Le compte à rebours en vue de la présentation du budget, le 7 juin, a commencé. L’exercice budgétaire de cette année est attendu avec impatience pour plusieurs raisons. En premier lieu, ce sera le dernier budget présenté par le régime actuel. Ensuite, les élections générales ne sont pas loin et devraient avoir lieu avant la fin de l’année. Bien entendu, on ne pourra pas échapper au bilan de la performance budgétaire et économique du gouvernement durant ces cinq dernières années, au rebond économique après le choc de la pandémie, qui avait entraîné la pire crise dans les annales de l’histoire du pays et avait donné lieu à une décroissance de l’ordre de 15%, ou au soutien accordé aux entreprises pour empêcher les licenciements, qui avait absorbé jusqu’à 32% du PIB. On ne sait si le ministre des Finances mentionnera les relâchements volontaires ou pas qui avaient donné lieu à des abus considérables en ce qui concerne l’achat de médicaments et d’équipements médicaux durant la période de Covid, et qui continuent de faire des vagues jusqu’à maintenant.
Le ministre des Finances, Renganaden Padayachy, est aussi attendu au niveau des mesures budgétaires. Cédera-t-il à la tentation populiste avec l’annonce d’une dernière vague de distributions de subsides et d’allocations à tour de bras et des mesures populaires sur laquelle le gouvernement pourra surfer durant la campagne électorale? Le Premier ministre, qui suit de près les préparatifs budgétaires, a observé cette semaine que le budget « aidera la population à progresser davantage et apportera un soulagement à ceux qui sont dans le besoin ». Or, nous savons qu’une large frange de la population est dans le besoin. Les femmes qui gèrent les ménages savent comment les familles continuent d’être frappées de plein fouet par la hausse du coût de la vie et la baisse du pouvoir d’achat, qui n’est pas étrangère à la valeur de la roupie face aux principales devises étrangères.

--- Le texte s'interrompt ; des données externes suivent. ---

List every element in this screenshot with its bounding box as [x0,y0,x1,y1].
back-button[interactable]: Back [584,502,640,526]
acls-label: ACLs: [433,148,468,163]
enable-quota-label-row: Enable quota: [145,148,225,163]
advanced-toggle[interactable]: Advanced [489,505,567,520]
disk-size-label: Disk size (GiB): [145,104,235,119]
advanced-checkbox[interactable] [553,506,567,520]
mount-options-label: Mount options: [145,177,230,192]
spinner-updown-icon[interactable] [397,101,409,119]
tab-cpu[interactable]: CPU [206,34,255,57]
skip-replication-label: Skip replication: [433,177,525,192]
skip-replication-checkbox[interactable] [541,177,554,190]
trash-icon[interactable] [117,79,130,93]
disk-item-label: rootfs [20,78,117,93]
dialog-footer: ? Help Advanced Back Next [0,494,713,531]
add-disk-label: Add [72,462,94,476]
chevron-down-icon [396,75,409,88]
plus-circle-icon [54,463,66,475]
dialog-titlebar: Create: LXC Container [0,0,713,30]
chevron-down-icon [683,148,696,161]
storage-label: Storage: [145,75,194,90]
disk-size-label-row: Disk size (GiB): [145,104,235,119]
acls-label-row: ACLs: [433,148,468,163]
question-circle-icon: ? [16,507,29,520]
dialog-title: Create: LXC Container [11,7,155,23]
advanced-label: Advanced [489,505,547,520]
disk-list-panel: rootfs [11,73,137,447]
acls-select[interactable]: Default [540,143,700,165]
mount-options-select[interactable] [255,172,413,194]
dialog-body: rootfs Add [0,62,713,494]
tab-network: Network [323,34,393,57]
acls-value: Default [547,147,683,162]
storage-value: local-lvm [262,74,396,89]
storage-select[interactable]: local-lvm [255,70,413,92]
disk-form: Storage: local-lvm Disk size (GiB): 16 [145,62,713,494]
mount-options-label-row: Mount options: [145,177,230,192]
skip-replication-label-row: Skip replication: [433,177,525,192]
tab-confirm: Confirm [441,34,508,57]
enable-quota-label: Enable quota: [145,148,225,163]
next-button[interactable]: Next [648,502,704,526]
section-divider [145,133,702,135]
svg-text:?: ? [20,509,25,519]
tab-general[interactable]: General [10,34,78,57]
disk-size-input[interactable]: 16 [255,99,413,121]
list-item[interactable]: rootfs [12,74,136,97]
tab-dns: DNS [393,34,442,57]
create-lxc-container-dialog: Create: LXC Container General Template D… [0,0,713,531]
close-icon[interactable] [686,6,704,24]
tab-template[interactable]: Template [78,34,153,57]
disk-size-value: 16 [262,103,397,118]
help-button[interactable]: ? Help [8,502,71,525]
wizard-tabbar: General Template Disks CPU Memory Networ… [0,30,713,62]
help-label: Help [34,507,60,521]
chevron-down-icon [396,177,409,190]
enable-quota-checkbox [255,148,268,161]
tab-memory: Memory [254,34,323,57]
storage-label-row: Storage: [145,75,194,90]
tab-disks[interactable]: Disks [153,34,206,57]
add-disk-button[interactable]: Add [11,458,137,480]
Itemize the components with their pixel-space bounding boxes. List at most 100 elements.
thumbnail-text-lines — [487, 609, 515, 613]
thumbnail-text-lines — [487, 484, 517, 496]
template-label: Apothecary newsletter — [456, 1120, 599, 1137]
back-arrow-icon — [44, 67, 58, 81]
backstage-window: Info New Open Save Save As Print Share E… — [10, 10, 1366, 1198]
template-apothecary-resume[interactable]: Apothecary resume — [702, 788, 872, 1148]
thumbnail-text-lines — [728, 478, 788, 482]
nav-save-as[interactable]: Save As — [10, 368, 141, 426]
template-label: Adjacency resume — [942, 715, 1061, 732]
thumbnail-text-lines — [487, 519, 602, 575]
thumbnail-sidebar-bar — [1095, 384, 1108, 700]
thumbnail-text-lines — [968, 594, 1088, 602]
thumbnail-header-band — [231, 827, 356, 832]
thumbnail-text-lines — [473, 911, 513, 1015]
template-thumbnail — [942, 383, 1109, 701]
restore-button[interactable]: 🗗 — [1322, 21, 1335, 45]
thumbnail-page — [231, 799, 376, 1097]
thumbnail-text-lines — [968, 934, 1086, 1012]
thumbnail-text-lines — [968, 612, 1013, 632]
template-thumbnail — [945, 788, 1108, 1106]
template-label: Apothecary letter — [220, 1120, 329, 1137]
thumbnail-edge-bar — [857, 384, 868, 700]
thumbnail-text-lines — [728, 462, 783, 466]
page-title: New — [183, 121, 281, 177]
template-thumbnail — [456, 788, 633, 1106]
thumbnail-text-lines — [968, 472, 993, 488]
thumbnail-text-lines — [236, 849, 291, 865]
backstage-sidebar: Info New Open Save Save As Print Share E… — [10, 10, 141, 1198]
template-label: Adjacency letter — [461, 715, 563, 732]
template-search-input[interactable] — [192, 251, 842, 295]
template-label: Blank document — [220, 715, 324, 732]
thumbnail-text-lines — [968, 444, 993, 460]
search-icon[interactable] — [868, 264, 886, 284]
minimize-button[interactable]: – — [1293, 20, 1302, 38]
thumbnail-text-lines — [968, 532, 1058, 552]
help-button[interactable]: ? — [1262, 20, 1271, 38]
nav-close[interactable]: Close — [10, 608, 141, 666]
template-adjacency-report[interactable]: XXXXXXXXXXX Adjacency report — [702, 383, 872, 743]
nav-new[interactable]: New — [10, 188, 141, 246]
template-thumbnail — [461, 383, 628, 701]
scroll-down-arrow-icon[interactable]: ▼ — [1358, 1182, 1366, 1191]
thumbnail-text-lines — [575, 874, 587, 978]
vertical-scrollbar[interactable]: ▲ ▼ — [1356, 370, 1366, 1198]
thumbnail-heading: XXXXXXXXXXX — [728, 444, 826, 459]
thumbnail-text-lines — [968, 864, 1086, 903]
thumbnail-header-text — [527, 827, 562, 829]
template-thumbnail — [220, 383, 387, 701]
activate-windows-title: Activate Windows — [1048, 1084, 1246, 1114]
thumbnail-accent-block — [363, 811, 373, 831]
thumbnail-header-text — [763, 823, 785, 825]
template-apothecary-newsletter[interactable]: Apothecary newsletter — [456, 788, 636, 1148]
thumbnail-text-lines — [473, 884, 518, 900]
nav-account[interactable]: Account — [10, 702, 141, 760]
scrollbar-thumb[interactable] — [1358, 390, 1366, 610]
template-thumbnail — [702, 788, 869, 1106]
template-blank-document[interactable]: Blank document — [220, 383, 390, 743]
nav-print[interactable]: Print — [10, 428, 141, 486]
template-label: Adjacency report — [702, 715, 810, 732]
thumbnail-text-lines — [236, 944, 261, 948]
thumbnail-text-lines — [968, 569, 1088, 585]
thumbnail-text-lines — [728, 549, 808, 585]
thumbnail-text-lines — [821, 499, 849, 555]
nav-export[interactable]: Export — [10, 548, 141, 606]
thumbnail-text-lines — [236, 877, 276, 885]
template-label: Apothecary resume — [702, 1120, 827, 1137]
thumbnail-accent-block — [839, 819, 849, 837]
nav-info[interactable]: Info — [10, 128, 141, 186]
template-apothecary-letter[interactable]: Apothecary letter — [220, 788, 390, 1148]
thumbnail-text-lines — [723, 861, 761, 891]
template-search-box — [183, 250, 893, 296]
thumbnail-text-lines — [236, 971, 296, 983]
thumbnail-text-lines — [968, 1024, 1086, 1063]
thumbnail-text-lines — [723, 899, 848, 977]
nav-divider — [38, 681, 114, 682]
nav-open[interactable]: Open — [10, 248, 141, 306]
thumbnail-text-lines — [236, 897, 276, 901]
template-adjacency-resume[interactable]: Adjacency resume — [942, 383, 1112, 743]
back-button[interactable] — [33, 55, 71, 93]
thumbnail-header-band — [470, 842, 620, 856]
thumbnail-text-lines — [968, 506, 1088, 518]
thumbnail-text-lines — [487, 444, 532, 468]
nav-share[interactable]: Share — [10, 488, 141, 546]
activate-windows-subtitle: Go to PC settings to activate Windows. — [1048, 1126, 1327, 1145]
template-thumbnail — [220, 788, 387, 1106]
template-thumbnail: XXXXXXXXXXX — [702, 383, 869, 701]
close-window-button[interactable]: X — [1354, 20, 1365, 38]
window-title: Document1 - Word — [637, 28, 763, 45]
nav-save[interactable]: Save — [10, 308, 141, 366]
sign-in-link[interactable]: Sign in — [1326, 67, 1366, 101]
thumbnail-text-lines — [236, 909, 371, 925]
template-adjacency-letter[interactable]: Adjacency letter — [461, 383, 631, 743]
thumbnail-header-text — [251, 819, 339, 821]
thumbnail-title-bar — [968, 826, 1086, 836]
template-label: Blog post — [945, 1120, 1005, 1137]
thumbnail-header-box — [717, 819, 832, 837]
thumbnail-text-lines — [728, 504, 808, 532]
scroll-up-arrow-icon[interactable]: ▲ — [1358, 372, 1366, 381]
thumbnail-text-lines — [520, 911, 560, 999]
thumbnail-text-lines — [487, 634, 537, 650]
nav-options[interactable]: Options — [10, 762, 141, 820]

Nous savons qu’un budget n’a pas pour but uniquement de faire plaisir à la population dans un but électoraliste. Donc, on a le droit de se demander si l’exercice budgétaire permettra de renforcer l’économie mauricienne et sa résilience, de rassurer les investisseurs locaux et étrangers. Prendra-t-il en compte les remarques faites par le FMI cette semaine ? Les administrateurs du FMI, tout en reconnaissant les perspectives de croissance favorables, soulignent que des défis et des risques à la baisse de la croissance subsistent. Ils ont par conséquent appelé à la poursuite de politiques prudentes pour reconstituer les marges de manœuvre budgétaires et extérieures, et à des réformes structurelles pour relever les défis, notamment liés au changement climatique et au vieillissement de la population. Ils ont également appelé à réformer le système de retraite et à renforcer la gestion des finances publiques, notamment en rationalisant les fonds spéciaux extrabudgétaires.
Le FMI est aussi revenu à la charge concernant la Mauritius Investment Corporation (MIC). Les administrateurs ont recommandé des amendements à la loi sur la BoM et ont suggéré d’explorer des options pour éliminer progressivement la participation de la banque centrale dans la MIC. Ils souhaitent finalement l’augmentation de la participation des femmes au marché du travail, la lutte contre l’inadéquation des compétences, la promotion de la numérisation et le renforcement des cadres de gouvernance et de lutte contre la corruption.
Tout dépendra de la stratégie qu’adoptera le ministre des Finances. Il a le choix entre présenter un budget à court terme en laissant le prochain gouvernement quel qu’il soit présenter un budget plus élaboré après les prochaines élections, ou un budget complet sans tenir compte de l’organisation des élections. Ce qui n’est pas impossible. De toute façon, un budget n’est pas l’unique élément susceptible d’influencer l’issue des élections générales. Il existe en effet bien d’autres facteurs, dont la gouvernance, le respect des institutions, la perception de corruption, la démocratie, le Law and Order et bien d’autres encore. S’ils ne sont pas pris en considération, le dernier budget risquerait bien d’être le chant du cygne du ministre des Finances. L’enjeu est critique.